I always take note when one of my weekly posts seems to have struck a chord and last week’s blog, about fatigue and resilience, clearly did for many of you. This week, I’d like to tell you a story about our community’s support of the Ukrainian people, one that I’m holding closely going into Shabbat; since for me, it speaks to the very heart of what I shared last week.
You may recall that a few weeks back I wrote about showing up for our partners, and specifically about answering a call from a pastor with whom I have a deep relationship. I wrote then that weaving connections among communities fosters a sense of obligation that inspires us to unite and support each other.

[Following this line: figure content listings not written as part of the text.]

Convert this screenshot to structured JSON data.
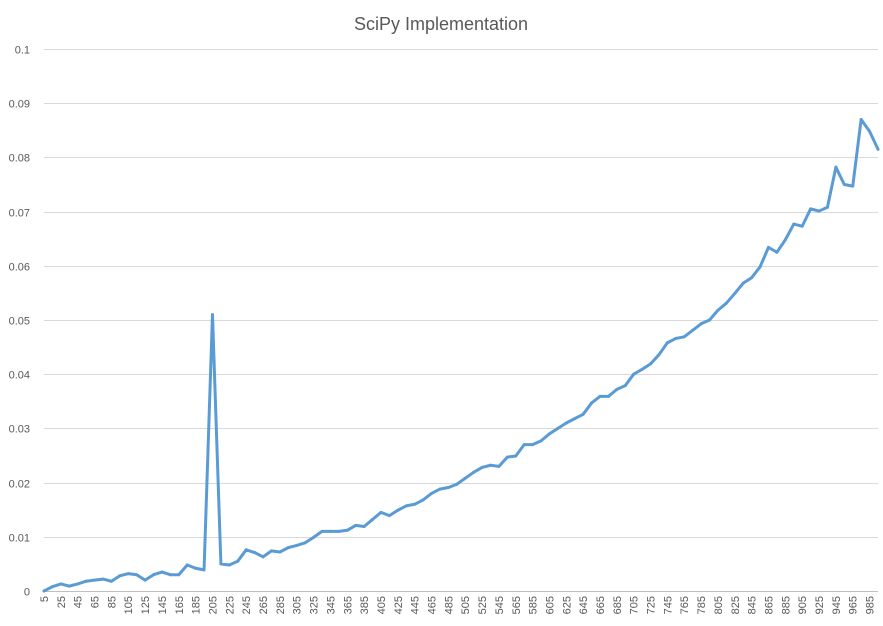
{
  "chart_data": {
    "type": "line",
    "title": "SciPy Implementation",
    "xlabel": "",
    "ylabel": "",
    "ylim": [
      0,
      0.1
    ],
    "yticks": [
      "0",
      "0.01",
      "0.02",
      "0.03",
      "0.04",
      "0.05",
      "0.06",
      "0.07",
      "0.08",
      "0.09",
      "0.1"
    ],
    "grid": true,
    "legend": "none",
    "colors": {
      "series": "#5b9bd5",
      "grid": "#d9d9d9",
      "axis": "#bfbfbf",
      "text": "#595959"
    },
    "x": [
      5,
      15,
      25,
      35,
      45,
      55,
      65,
      75,
      85,
      95,
      105,
      115,
      125,
      135,
      145,
      155,
      165,
      175,
      185,
      195,
      205,
      215,
      225,
      235,
      245,
      255,
      265,
      275,
      285,
      295,
      305,
      315,
      325,
      335,
      345,
      355,
      365,
      375,
      385,
      395,
      405,
      415,
      425,
      435,
      445,
      455,
      465,
      475,
      485,
      495,
      505,
      515,
      525,
      535,
      545,
      555,
      565,
      575,
      585,
      595,
      605,
      615,
      625,
      635,
      645,
      655,
      665,
      675,
      685,
      695,
      705,
      715,
      725,
      735,
      745,
      755,
      765,
      775,
      785,
      795,
      805,
      815,
      825,
      835,
      845,
      855,
      865,
      875,
      885,
      895,
      905,
      915,
      925,
      935,
      945,
      955,
      965,
      975,
      985,
      995
    ],
    "series": [
      {
        "values": [
          0.0,
          0.0008,
          0.0013,
          0.0009,
          0.0013,
          0.0018,
          0.002,
          0.0022,
          0.0018,
          0.0028,
          0.0032,
          0.003,
          0.002,
          0.003,
          0.0035,
          0.003,
          0.003,
          0.0048,
          0.0042,
          0.0039,
          0.051,
          0.005,
          0.0048,
          0.0055,
          0.0076,
          0.0071,
          0.0063,
          0.0074,
          0.0072,
          0.008,
          0.0084,
          0.0089,
          0.0099,
          0.011,
          0.011,
          0.011,
          0.0112,
          0.0121,
          0.0119,
          0.0132,
          0.0145,
          0.0139,
          0.0149,
          0.0157,
          0.016,
          0.0168,
          0.018,
          0.0188,
          0.0191,
          0.0197,
          0.0208,
          0.0219,
          0.0228,
          0.0232,
          0.023,
          0.0247,
          0.0249,
          0.027,
          0.027,
          0.0277,
          0.029,
          0.03,
          0.031,
          0.0318,
          0.0326,
          0.0347,
          0.0359,
          0.0359,
          0.0372,
          0.0379,
          0.04,
          0.0409,
          0.0419,
          0.0436,
          0.0458,
          0.0466,
          0.0469,
          0.0481,
          0.0493,
          0.05,
          0.0518,
          0.0531,
          0.0549,
          0.0568,
          0.0578,
          0.0598,
          0.0634,
          0.0625,
          0.0648,
          0.0677,
          0.0673,
          0.0705,
          0.0701,
          0.0708,
          0.0782,
          0.075,
          0.0747,
          0.087,
          0.0848,
          0.0815
        ]
      }
    ]
  }
}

At that time, I didn’t mention the name of the pastor who had reached out on a Saturday night asking me and us to stand with him and his fellow clergy in support of (then D.A.) Rachael Rollins.
Now I will share that this Saturday night call came from Rev. Ray Hammond, co-pastor of Bethel AME Church in Jamaica Plain.

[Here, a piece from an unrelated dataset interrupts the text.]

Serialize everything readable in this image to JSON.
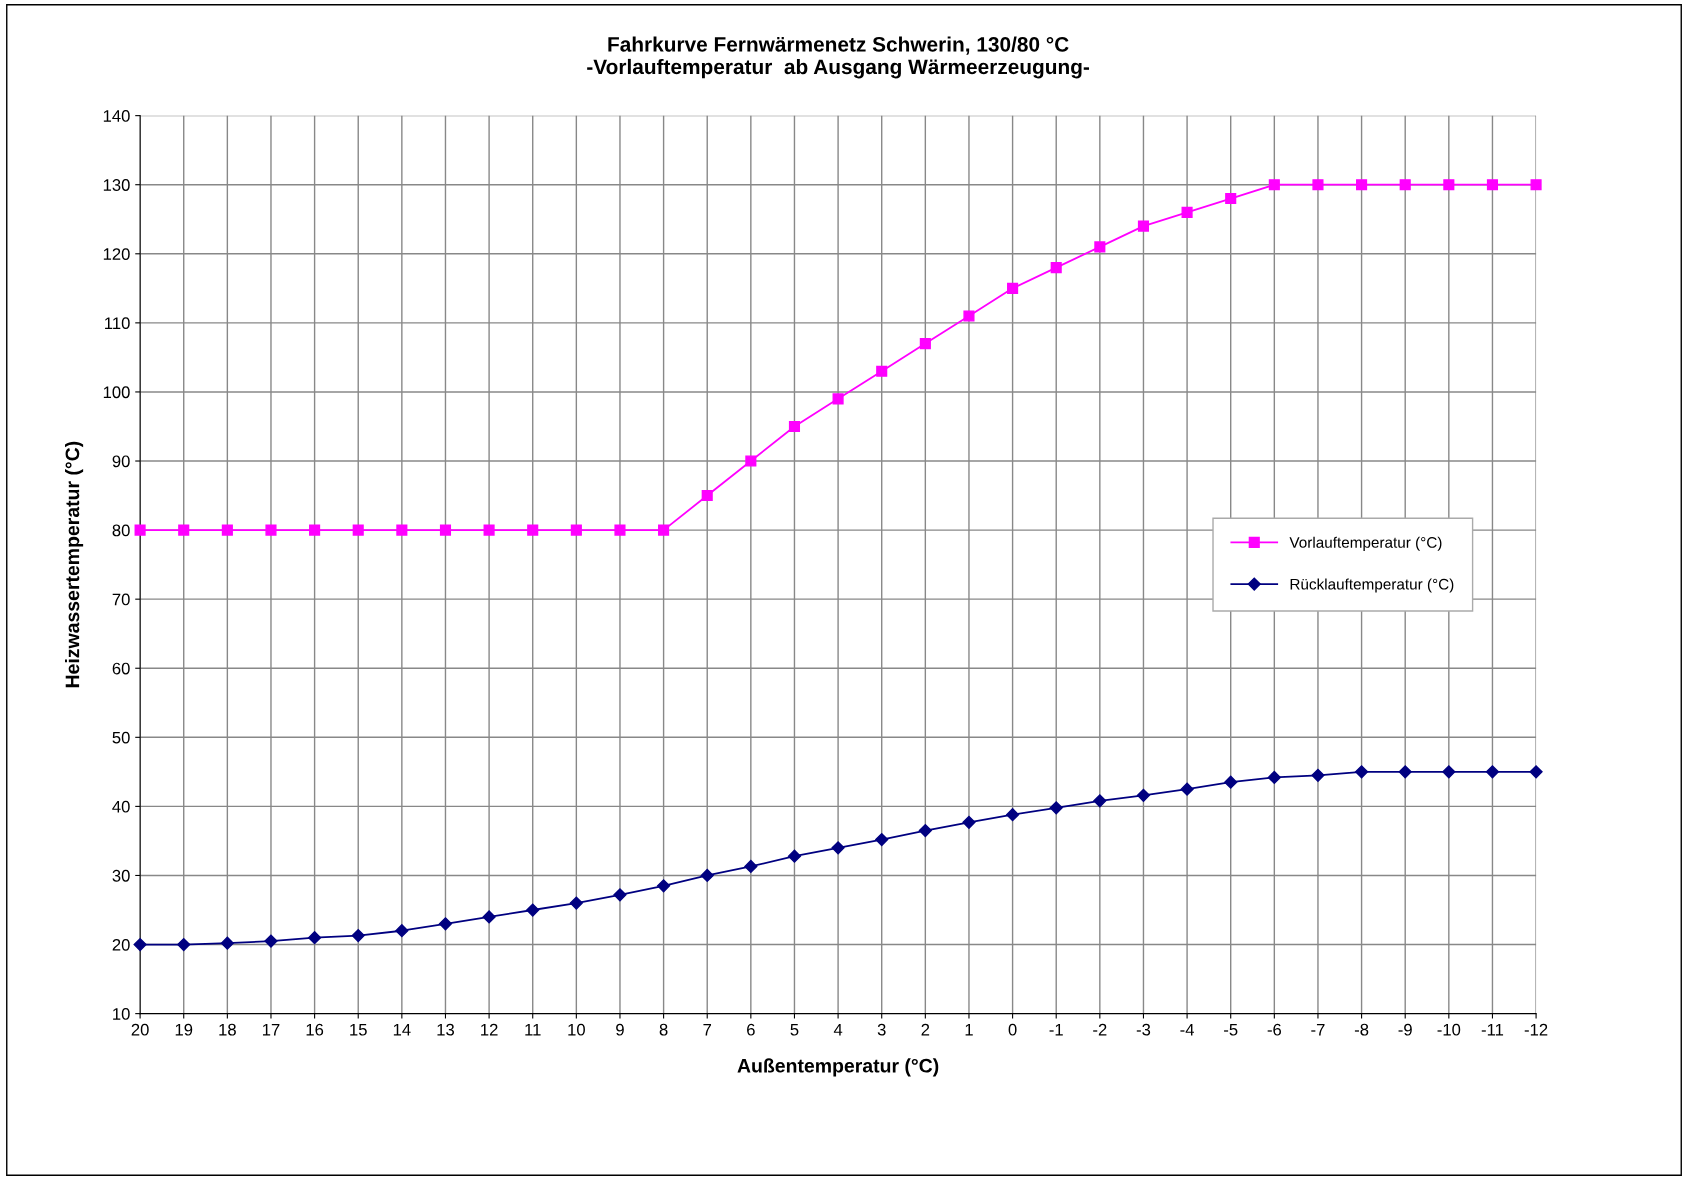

I mention it again because, this Wednesday, we were together in community at a Greater Boston Interfaith Organization Clergy caucus and Pastor Hammond pulled me aside to ask how I and we were doing as a community with all that was happening in Ukraine. He informed me that his church had been following the events there with great pain for all the people suffering. He noted how, quite often over the years, he had heard JCRC leaders, going back to my predecessor Nancy Kaufman, talking about the latest trips to Dnipro and the excitement we had for the revitalization of that community. Pastor Hammond informed me that his church had decided that they wanted to do something meaningful to support the relief efforts, and, knowing that our Jewish community in Boston was so deeply attached to our sister community, the congregation would be making a $2,500 donation to CJP’s Ukraine Emergency Fund.

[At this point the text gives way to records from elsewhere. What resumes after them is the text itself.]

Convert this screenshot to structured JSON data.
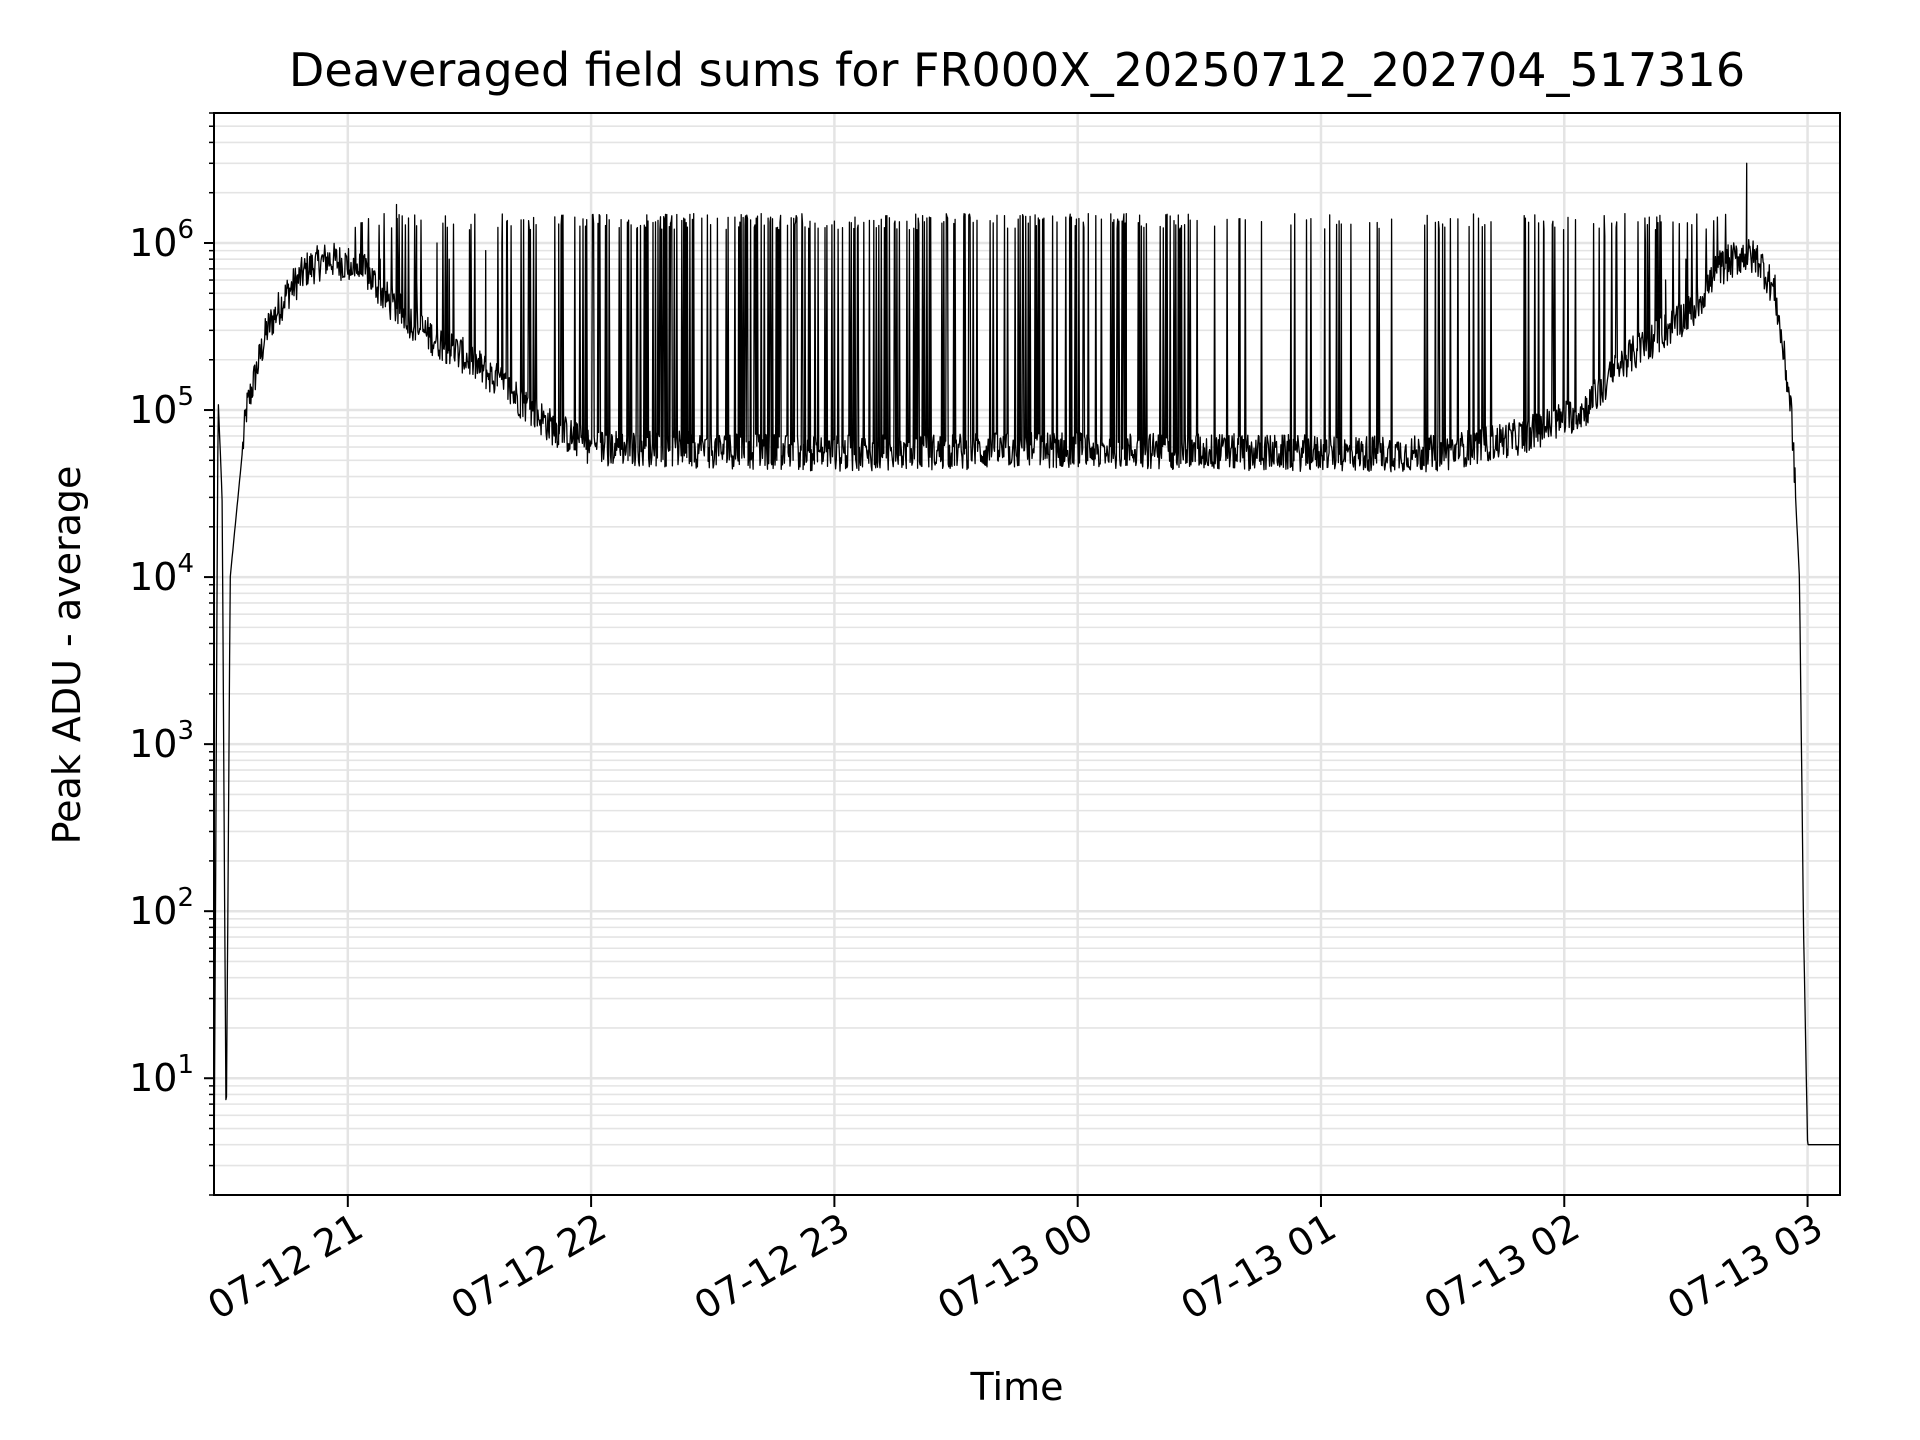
{
  "chart_data": {
    "type": "line",
    "title": "Deaveraged field sums for FR000X_20250712_202704_517316",
    "xlabel": "Time",
    "ylabel": "Peak ADU - average",
    "xscale": "time",
    "yscale": "log",
    "xlim": [
      "2025-07-12 20:27",
      "2025-07-13 03:08"
    ],
    "ylim": [
      2,
      6000000
    ],
    "grid": true,
    "line_color": "#000000",
    "x_ticks": [
      {
        "t": "2025-07-12 21:00",
        "label": "07-12 21"
      },
      {
        "t": "2025-07-12 22:00",
        "label": "07-12 22"
      },
      {
        "t": "2025-07-12 23:00",
        "label": "07-12 23"
      },
      {
        "t": "2025-07-13 00:00",
        "label": "07-13 00"
      },
      {
        "t": "2025-07-13 01:00",
        "label": "07-13 01"
      },
      {
        "t": "2025-07-13 02:00",
        "label": "07-13 02"
      },
      {
        "t": "2025-07-13 03:00",
        "label": "07-13 03"
      }
    ],
    "y_ticks": [
      {
        "value": 10,
        "base": "10",
        "exp": "1"
      },
      {
        "value": 100,
        "base": "10",
        "exp": "2"
      },
      {
        "value": 1000,
        "base": "10",
        "exp": "3"
      },
      {
        "value": 10000,
        "base": "10",
        "exp": "4"
      },
      {
        "value": 100000,
        "base": "10",
        "exp": "5"
      },
      {
        "value": 1000000,
        "base": "10",
        "exp": "6"
      }
    ],
    "series": [
      {
        "baseline": [
          [
            "2025-07-12 20:27",
            2
          ],
          [
            "2025-07-12 20:28",
            120000
          ],
          [
            "2025-07-12 20:29",
            30000
          ],
          [
            "2025-07-12 20:30",
            4
          ],
          [
            "2025-07-12 20:31",
            10000
          ],
          [
            "2025-07-12 20:35",
            100000
          ],
          [
            "2025-07-12 20:40",
            300000
          ],
          [
            "2025-07-12 20:45",
            500000
          ],
          [
            "2025-07-12 20:50",
            700000
          ],
          [
            "2025-07-12 20:55",
            800000
          ],
          [
            "2025-07-12 21:00",
            750000
          ],
          [
            "2025-07-12 21:05",
            650000
          ],
          [
            "2025-07-12 21:10",
            450000
          ],
          [
            "2025-07-12 21:15",
            350000
          ],
          [
            "2025-07-12 21:20",
            280000
          ],
          [
            "2025-07-12 21:30",
            200000
          ],
          [
            "2025-07-12 21:40",
            130000
          ],
          [
            "2025-07-12 21:50",
            80000
          ],
          [
            "2025-07-12 22:00",
            60000
          ],
          [
            "2025-07-12 23:00",
            55000
          ],
          [
            "2025-07-13 00:00",
            58000
          ],
          [
            "2025-07-13 01:00",
            55000
          ],
          [
            "2025-07-13 01:30",
            55000
          ],
          [
            "2025-07-13 01:50",
            70000
          ],
          [
            "2025-07-13 02:05",
            100000
          ],
          [
            "2025-07-13 02:15",
            200000
          ],
          [
            "2025-07-13 02:25",
            300000
          ],
          [
            "2025-07-13 02:32",
            400000
          ],
          [
            "2025-07-13 02:38",
            700000
          ],
          [
            "2025-07-13 02:44",
            850000
          ],
          [
            "2025-07-13 02:48",
            800000
          ],
          [
            "2025-07-13 02:52",
            500000
          ],
          [
            "2025-07-13 02:56",
            100000
          ],
          [
            "2025-07-13 02:58",
            10000
          ],
          [
            "2025-07-13 02:59",
            80
          ],
          [
            "2025-07-13 03:00",
            4
          ],
          [
            "2025-07-13 03:08",
            4
          ]
        ],
        "spikes": [
          [
            "2025-07-12 21:05",
            1000000
          ],
          [
            "2025-07-12 21:08",
            800000
          ],
          [
            "2025-07-12 21:12",
            1700000
          ],
          [
            "2025-07-12 21:17",
            600000
          ],
          [
            "2025-07-12 21:22",
            1000000
          ],
          [
            "2025-07-12 21:25",
            800000
          ],
          [
            "2025-07-12 21:30",
            1200000
          ],
          [
            "2025-07-12 21:34",
            900000
          ],
          [
            "2025-07-12 21:38",
            1000000
          ],
          [
            "2025-07-12 21:45",
            1200000
          ],
          [
            "2025-07-12 21:52",
            1300000
          ],
          [
            "2025-07-12 22:38",
            1400000
          ],
          [
            "2025-07-12 23:32",
            1500000
          ],
          [
            "2025-07-12 23:58",
            1400000
          ],
          [
            "2025-07-13 00:12",
            1500000
          ],
          [
            "2025-07-13 00:40",
            1400000
          ],
          [
            "2025-07-13 01:05",
            1300000
          ],
          [
            "2025-07-13 01:30",
            1300000
          ],
          [
            "2025-07-13 01:55",
            1200000
          ],
          [
            "2025-07-13 02:10",
            1100000
          ],
          [
            "2025-07-13 02:20",
            1000000
          ],
          [
            "2025-07-13 02:25",
            600000
          ],
          [
            "2025-07-13 02:30",
            800000
          ],
          [
            "2025-07-13 02:45",
            3000000
          ]
        ]
      }
    ]
  }
}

Upon my return to my office there was a letter from Rev. Hammond’s wife and co-pastor, Rev. Gloria Hammond, addressed to myself and Rabbi Elaine Zecher of Temple Israel. With permission, I quote to you in part:
We have partnered with you in social justice work for three decades and, like you, we are appalled by the naked aggression and oppression being visited upon the people of Ukraine by Vladimir Putin. We welcome any opportunity to resist that kind of violence and imperialism. And we welcome the opportunity to remember that when our congregation (as part of a national movement) was calling attention to naked aggression and oppression in South Sudan two decades ago, JCRC and CJP partnered with us. You came to our rallies, supported our fundraisers, and joined in our advocacy efforts. You supported that work organizationally and through the efforts of many member organizations, especially our sister congregation Temple Israel.
Thank you for giving us a vehicle to not only express our outrage, but offer relief to the victims of senseless war. And thank you for a 30-year partnership in the pursuit of justice, locally and globally. God bless you.
I cannot imagine a more welcome reminder this week of the power of partnerships built over time. It speaks to the essence of what community relations is all about: that when we build deep relationships and strong bridges between leaders and communities - often over years and through many challenges - we can forge bonds of obligation that invite and inspire each of us to do more than we can do alone; to stand up for each other, to support each other, and to walk in the world together.
I closed my note last week saying that finding resiliency in challenging times comes through an awareness of how we choose to respond to events around us. I wrote:
“We don’t always get to choose the challenges we face. We do get to choose how we face them. I, and we, choose to face them together.”
I am so grateful to Pastors Ray and Gloria, and all the members of Bethel AME, for reminding me and us this week that we are in fact together in this world and this work. Their kindness and generosity remind us once again of how experiencing the partnership of friends can be an act of building resilience. And, in doing so, they demonstrate how all of us can “walk the walk” of living out our obligations to our neighbors as well.